Surgical treatment for Pterygium is not necessary unless the pterygium is irritating despite the use of artificial tears, is causing astigmatism or visual loss, or is approaching the line of vision. In many instances, patients prefer to have the pterygium removed for cosmetic purposes. You should be aware that pterygia can grow back after surgery rapidly and sometimes, violently. Patients also experience dryness and irritation after the removal, but surface lubrication and other medications can be used as treatment and to help prevent recurrence.
Many alternatives have been suggested for the surgical treatment of pterygiums.
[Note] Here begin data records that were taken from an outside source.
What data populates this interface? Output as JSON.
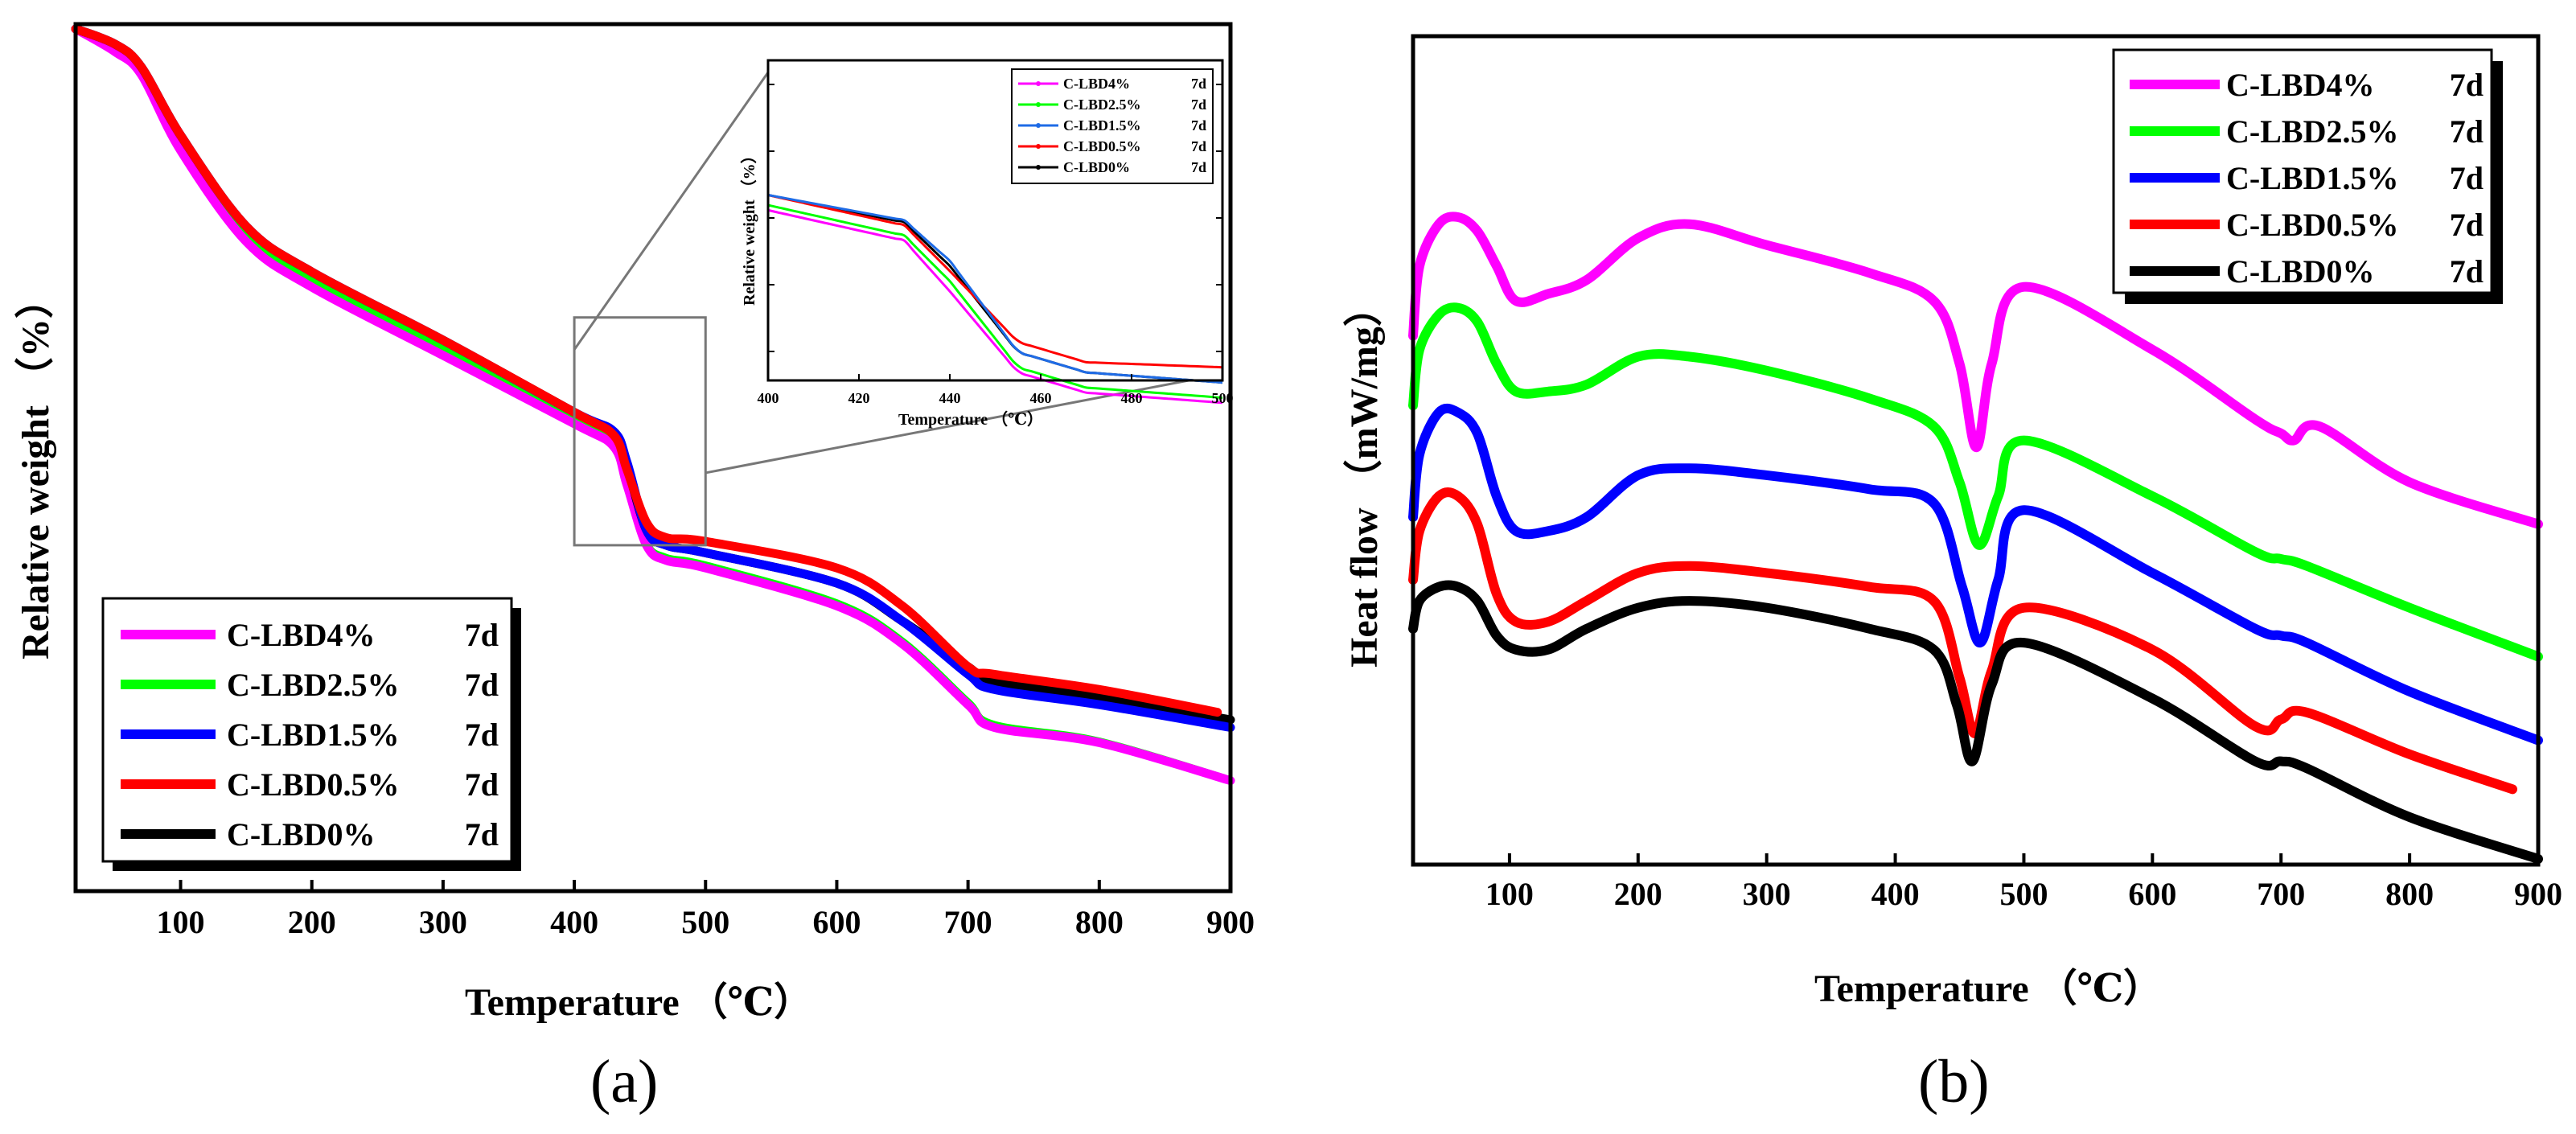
{
  "colors": {
    "C-LBD4%": "#ff00ff",
    "C-LBD2.5%": "#00ff00",
    "C-LBD1.5%": "#0000ff",
    "C-LBD0.5%": "#ff0000",
    "C-LBD0%": "#000000",
    "inset_blue": "#1e6be6"
  },
  "chart_data": [
    {
      "panel": "(a)",
      "type": "line",
      "title": "",
      "xlabel": "Temperature （℃）",
      "ylabel": "Relative weight （%）",
      "xlim": [
        20,
        900
      ],
      "ylim": [
        0,
        100
      ],
      "xticks": [
        "100",
        "200",
        "300",
        "400",
        "500",
        "600",
        "700",
        "800",
        "900"
      ],
      "xtick_values": [
        100,
        200,
        300,
        400,
        500,
        600,
        700,
        800,
        900
      ],
      "legend": {
        "placement": "bottom-left",
        "entries": [
          {
            "name": "C-LBD4%",
            "suffix": "7d"
          },
          {
            "name": "C-LBD2.5%",
            "suffix": "7d"
          },
          {
            "name": "C-LBD1.5%",
            "suffix": "7d"
          },
          {
            "name": "C-LBD0.5%",
            "suffix": "7d"
          },
          {
            "name": "C-LBD0%",
            "suffix": "7d"
          }
        ]
      },
      "series": [
        {
          "name": "C-LBD4%",
          "x": [
            20,
            50,
            70,
            100,
            150,
            200,
            300,
            400,
            430,
            440,
            455,
            470,
            500,
            600,
            650,
            700,
            720,
            800,
            900
          ],
          "y": [
            100,
            97,
            94,
            84,
            72,
            66,
            57,
            48,
            45,
            40,
            32,
            30,
            29,
            24,
            19,
            11,
            8,
            6,
            1
          ]
        },
        {
          "name": "C-LBD2.5%",
          "x": [
            20,
            50,
            70,
            100,
            150,
            200,
            300,
            400,
            430,
            440,
            455,
            470,
            500,
            600,
            650,
            700,
            720,
            800,
            900
          ],
          "y": [
            100,
            97.5,
            94.5,
            85,
            73,
            67,
            58,
            48.5,
            45.5,
            41,
            32.5,
            30.5,
            29.5,
            24.5,
            19.5,
            11.5,
            8.5,
            6.3,
            1.2
          ]
        },
        {
          "name": "C-LBD1.5%",
          "x": [
            20,
            50,
            70,
            100,
            150,
            200,
            300,
            400,
            430,
            440,
            455,
            470,
            500,
            600,
            650,
            700,
            720,
            800,
            900
          ],
          "y": [
            100,
            98,
            95,
            86,
            74,
            68,
            59,
            49.5,
            47,
            43,
            34,
            32,
            31,
            27,
            22,
            15,
            13,
            11,
            8
          ]
        },
        {
          "name": "C-LBD0.5%",
          "x": [
            20,
            50,
            70,
            100,
            150,
            200,
            300,
            400,
            430,
            440,
            455,
            470,
            500,
            600,
            650,
            700,
            720,
            800,
            890
          ],
          "y": [
            100,
            98,
            95,
            86,
            74,
            68,
            59,
            49.5,
            46.5,
            42,
            35,
            33,
            32.5,
            29,
            24,
            16,
            15,
            13,
            10
          ]
        },
        {
          "name": "C-LBD0%",
          "x": [
            20,
            50,
            70,
            100,
            150,
            200,
            300,
            400,
            430,
            440,
            455,
            470,
            500,
            600,
            650,
            700,
            720,
            800,
            900
          ],
          "y": [
            100,
            98,
            95,
            86,
            74,
            68,
            59,
            49.5,
            46.8,
            42.5,
            34,
            32,
            31,
            27,
            22,
            16,
            14,
            12,
            9
          ]
        }
      ],
      "inset": {
        "zoom_region": {
          "x": [
            400,
            500
          ],
          "y": [
            32,
            62
          ]
        },
        "xlabel": "Temperature （℃）",
        "ylabel": "Relative weight （%）",
        "xlim": [
          400,
          500
        ],
        "xticks": [
          "400",
          "420",
          "440",
          "460",
          "480",
          "500"
        ],
        "xtick_values": [
          400,
          420,
          440,
          460,
          480,
          500
        ],
        "legend": {
          "placement": "top-right",
          "entries": [
            {
              "name": "C-LBD4%",
              "suffix": "7d"
            },
            {
              "name": "C-LBD2.5%",
              "suffix": "7d"
            },
            {
              "name": "C-LBD1.5%",
              "suffix": "7d"
            },
            {
              "name": "C-LBD0.5%",
              "suffix": "7d"
            },
            {
              "name": "C-LBD0%",
              "suffix": "7d"
            }
          ]
        }
      }
    },
    {
      "panel": "(b)",
      "type": "line",
      "title": "",
      "xlabel": "Temperature （℃）",
      "ylabel": "Heat flow （mW/mg）",
      "xlim": [
        25,
        900
      ],
      "ylim": [
        0,
        100
      ],
      "xticks": [
        "100",
        "200",
        "300",
        "400",
        "500",
        "600",
        "700",
        "800",
        "900"
      ],
      "xtick_values": [
        100,
        200,
        300,
        400,
        500,
        600,
        700,
        800,
        900
      ],
      "legend": {
        "placement": "top-right",
        "entries": [
          {
            "name": "C-LBD4%",
            "suffix": "7d"
          },
          {
            "name": "C-LBD2.5%",
            "suffix": "7d"
          },
          {
            "name": "C-LBD1.5%",
            "suffix": "7d"
          },
          {
            "name": "C-LBD0.5%",
            "suffix": "7d"
          },
          {
            "name": "C-LBD0%",
            "suffix": "7d"
          }
        ]
      },
      "series": [
        {
          "name": "C-LBD4%",
          "x": [
            25,
            30,
            45,
            60,
            75,
            90,
            105,
            130,
            160,
            200,
            240,
            300,
            380,
            430,
            450,
            463,
            475,
            500,
            600,
            680,
            700,
            710,
            730,
            800,
            900
          ],
          "y": [
            68,
            78,
            84,
            85,
            83,
            78,
            73,
            74,
            76,
            82,
            84,
            81,
            77,
            73,
            64,
            52,
            64,
            75,
            66,
            56,
            54,
            53,
            55,
            47,
            41
          ]
        },
        {
          "name": "C-LBD2.5%",
          "x": [
            25,
            30,
            45,
            60,
            75,
            90,
            105,
            130,
            160,
            200,
            240,
            300,
            380,
            430,
            450,
            465,
            480,
            500,
            600,
            680,
            700,
            720,
            800,
            900
          ],
          "y": [
            58,
            66,
            71,
            72,
            70,
            64,
            60,
            60,
            61,
            65,
            65,
            63,
            59,
            55,
            47,
            38,
            45,
            53,
            45,
            37,
            36,
            35,
            29,
            22
          ]
        },
        {
          "name": "C-LBD1.5%",
          "x": [
            25,
            30,
            45,
            60,
            75,
            90,
            105,
            130,
            160,
            200,
            240,
            300,
            380,
            430,
            452,
            466,
            480,
            500,
            600,
            680,
            700,
            720,
            800,
            900
          ],
          "y": [
            42,
            51,
            57,
            57,
            54,
            45,
            40,
            40,
            42,
            48,
            49,
            48,
            46,
            44,
            32,
            24,
            33,
            43,
            34,
            26,
            25,
            24,
            17,
            10
          ]
        },
        {
          "name": "C-LBD0.5%",
          "x": [
            25,
            30,
            45,
            60,
            75,
            90,
            105,
            130,
            160,
            200,
            240,
            300,
            380,
            430,
            450,
            462,
            475,
            500,
            600,
            680,
            700,
            720,
            800,
            880
          ],
          "y": [
            33,
            40,
            45,
            45,
            41,
            31,
            27,
            27,
            30,
            34,
            35,
            34,
            32,
            30,
            19,
            11,
            20,
            29,
            23,
            12,
            13,
            14,
            8,
            3
          ]
        },
        {
          "name": "C-LBD0%",
          "x": [
            25,
            30,
            45,
            60,
            75,
            90,
            105,
            130,
            160,
            200,
            240,
            300,
            380,
            430,
            448,
            460,
            475,
            500,
            600,
            680,
            700,
            720,
            800,
            900
          ],
          "y": [
            26,
            30,
            32,
            32,
            30,
            25,
            23,
            23,
            26,
            29,
            30,
            29,
            26,
            23,
            15,
            7,
            18,
            24,
            16,
            7,
            7,
            6,
            -1,
            -7
          ]
        }
      ]
    }
  ],
  "labels": {
    "panel_a": "(a)",
    "panel_b": "(b)"
  }
}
During bare sclera excision, an area of the white part of the eye is left uncovered as a barrier for growth into the cornea. In primary closure, the pterygium is removed and the conjunctiva closed. Conjunctival autografting or the removal and transplantation of healthy conjunctiva not exposed to the sun from a different part of the eye, results in a lower rate of recurrence than primary closure. However, sutures are used to secure the tissue to its new location. This increases the amount of postoperative discomfort and may increase the amount of inflammation. Alternatively, amniotic membrane grafts can be used. During this technique, instead of harvesting the conjunctiva, a piece of donor amniotic membrane is glued in place using TISSEEL Duo Quick (Baxter). The use of glue instead of sutures leads to less postoperative pain, faster recovery and shortened surgical time. The rate of recurrences are similar between conjunctival autografts and amniotic membrane grafts which are a lot lower than primary closure. Some research studies have suggested higher rates of recurrence with autografts and others with amniotic membrane grafts.
Every surgery has some risks but, pterygium surgery is usually tolerated well and has a very low rate of complications. Every patient will experience some swelling, bruising, tearing, sensitivity to light and some discomfort. There is always the risk of bleeding, infection double vision due to scarring, or muscle damage although highly unlikely. The cosmetic appearance after pterygium is usually good, but usually not perfect as there can be scarring and vessel growth. Our doctors will discuss the pertinent risks before surgery. A theoretical risk never reported is transmission of parvovirus B19, hepatitis or human immunodeficiency virus from fibrin glue. This glue has been used in vascular and abdominal surgery for almost a decade without any reported cases or complications specific to the glue.
Mitomycin C is a chemotherapy drug isolated from the fermentation filtrate of some Streptomyces bacterial species; it can generate free radicals that lead to tissue breakdown and also inhibit DNA, RNA and protein synthesis.
After pterygium removal, cells called fibroblasts begin to heal the area and can cause recurrences. MMC has been used to eliminate these fibroblasts and decrease the rate of recurrence after pterygium surgery. MMC has been used before surgery to shrink the pterygium, during and after surgery. MMC, however, is not without risks, as there have been reports of corneal and scleral melts and perforation. In most cases, ophthalmologists will use MMC in low concentrations (0.02% for short) applications of 3 minutes; the likelihood of complications with this dosage of MMC, is low.